Will Morton wrote...

In addition, the whole of Indochina was (and is) a clusterfuck of rivalries and feuds going back centuries. The (relatively) sudden appearance of a bunch of new regimes, all with revolutionary mindsets through which to apply their old vendettas, probably made the bloodshed inevitable - although US intervention undoubtedly made it worse.

Basically the way I see it. I've felt for a long time that the US (even while pursuing it's questionable goals) should have jumped all over the chance to buddy-up with China after the Sino-Soviet split, and knowing Mao's practicality I'd bet he could have been pursuaded (hell, not long after it was Mao and Zhou who initated contact with the US). Relations with Vietnam and Cambodia could have proceeded very differently in that environment. Would the cultural revolution still have happened? Probably. Would the Khmers have gotten into power...possibly but I actually doubt it.
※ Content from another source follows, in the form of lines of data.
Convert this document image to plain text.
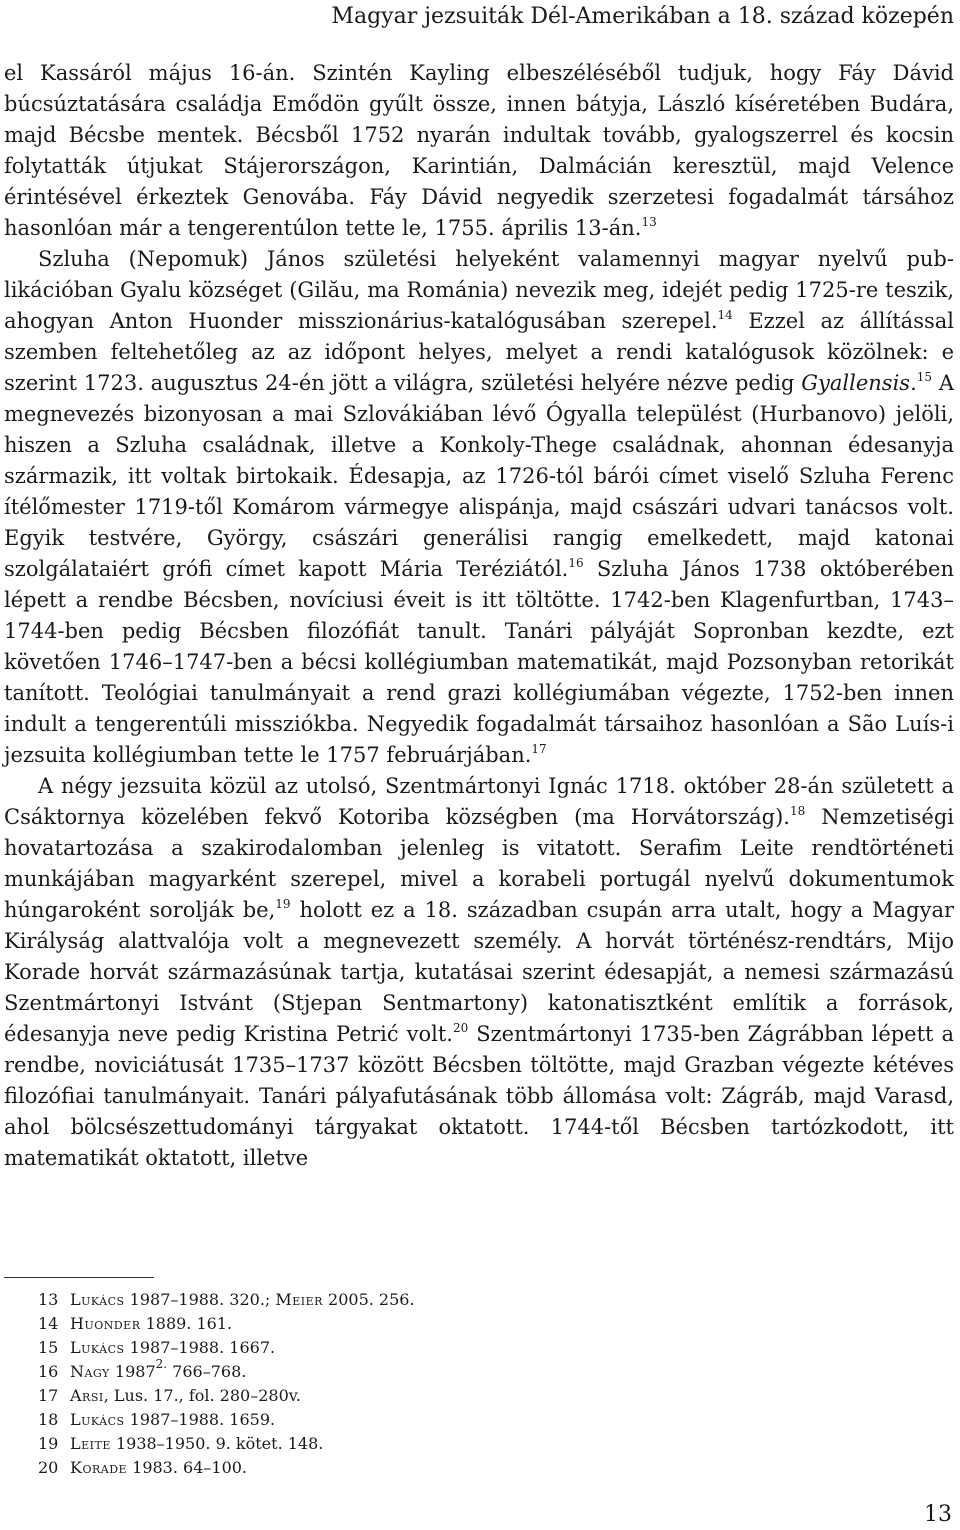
Magyar jezsuiták Dél-Amerikában a 18. század közepén

el Kassáról május 16-án. Szintén Kayling elbeszéléséből tudjuk, hogy Fáy Dávid búcsúztatására családja Emődön gyűlt össze, innen bátyja, László kíséretében Budára, majd Bécsbe mentek. Bécsből 1752 nyarán indultak tovább, gyalogszerrel és kocsin folytatták útjukat Stájerországon, Karintián, Dalmácián keresztül, majd Velence érintésével érkeztek Genovába. Fáy Dávid negyedik szerzetesi fogadalmát társához hasonlóan már a tengerentúlon tette le, 1755. április 13-án.$^{13}$

Szluha (Nepomuk) János születési helyeként valamennyi magyar nyelvű publikációban Gyalu községet (Gilău, ma Románia) nevezik meg, idejét pedig 1725-re teszik, ahogyan Anton Huonder misszionárius-katalógusában szerepel.$^{14}$ Ezzel az állítással szemben feltehetőleg az az időpont helyes, melyet a rendi katalógusok közölnek: e szerint 1723. augusztus 24-én jött a világra, születési helyére nézve pedig Gyallensis.$^{15}$ A megnevezés bizonyosan a mai Szlovákiában lévő Ógyalla települést (Hurbanovo) jelöli, hiszen a Szluha családnak, illetve a Konkoly-Thege családnak, ahonnan édesanyja származik, itt voltak birtokaik. Édesapja, az 1726-tól bárói címet viselő Szluha Ferenc ítélőmester 1719-től Komárom vármegye alispánja, majd császári udvari tanácsos volt. Egyik testvére, György, császári generálisi rangig emelkedett, majd katonai szolgálataiért grófi címet kapott Mária Teréziától.$^{16}$ Szluha János 1738 októberében lépett a rendbe Bécsben, novíciusi éveit is itt töltötte. 1742-ben Klagenfurtban, 1743–1744-ben pedig Bécsben filozófiát tanult. Tanári pályáját Sopronban kezdte, ezt követően 1746–1747-ben a bécsi kollégiumban matematikát, majd Pozsonyban retorikát tanított. Teológiai tanulmányait a rend grazi kollégiumában végezte, 1752-ben innen indult a tengerentúli missziókba. Negyedik fogadalmát társaihoz hasonlóan a São Luís-i jezsuita kollégiumban tette le 1757 februárjában.$^{17}$

A négy jezsuita közül az utolsó, Szentmártonyi Ignác 1718. október 28-án született a Csáktornya közelében fekvő Kotoriba községben (ma Horvátország).$^{18}$ Nemzetiségi hovatartozása a szakirodalomban jelenleg is vitatott. Serafim Leite rendtörténeti munkájában magyarként szerepel, mivel a korabeli portugál nyelvű dokumentumok húngaroként sorolják be,$^{19}$ holott ez a 18. században csupán arra utalt, hogy a Magyar Királyság alattvalója volt a megnevezett személy. A horvát történész-rendtárs, Mijo Korade horvát származásúnak tartja, kutatásai szerint édesapját, a nemesi származású Szentmártonyi Istvánt (Stjepan Sentmartony) katonatisztként említik a források, édesanyja neve pedig Kristina Petrić volt.$^{20}$ Szentmártonyi 1735-ben Zágrábban lépett a rendbe, noviciátusát 1735–1737 között Bécsben töltötte, majd Grazban végezte kétéves filozófiai tanulmányait. Tanári pályafutásának több állomása volt: Zágráb, majd Varasd, ahol bölcsészettudományi tárgyakat oktatott. 1744-től Bécsben tartózkodott, itt matematikát oktatott, illetve

13 Lukács 1987–1988. 320.; Meier 2005. 256.
14 Huonder 1889. 161.
15 Lukács 1987–1988. 1667.
16 Nagy $1987^{2.}$ 766–768.
17 Arsi, Lus. 17., fol. 280–280v.
18 Lukács 1987–1988. 1659.
19 Leite 1938–1950. 9. kötet. 148.
20 Korade 1983. 64–100.
13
But of course, we were still in the middle of McCarthy-ism, so way too ideologically blind to see the obvious. As a result we continued to mindlessly pursue ideology rather than practicality and so ended really making things worse in SE Asia, in a place where Marxism was really a useful but temporary veneer over local politics (again we were too blind to see that Marxism was a western transplant that wasn't going to do too well in Asia). And we're doing it again...(eg, we had some chances with Iran recently that we passed up...that was really stupid, and the Iranians seem to know it).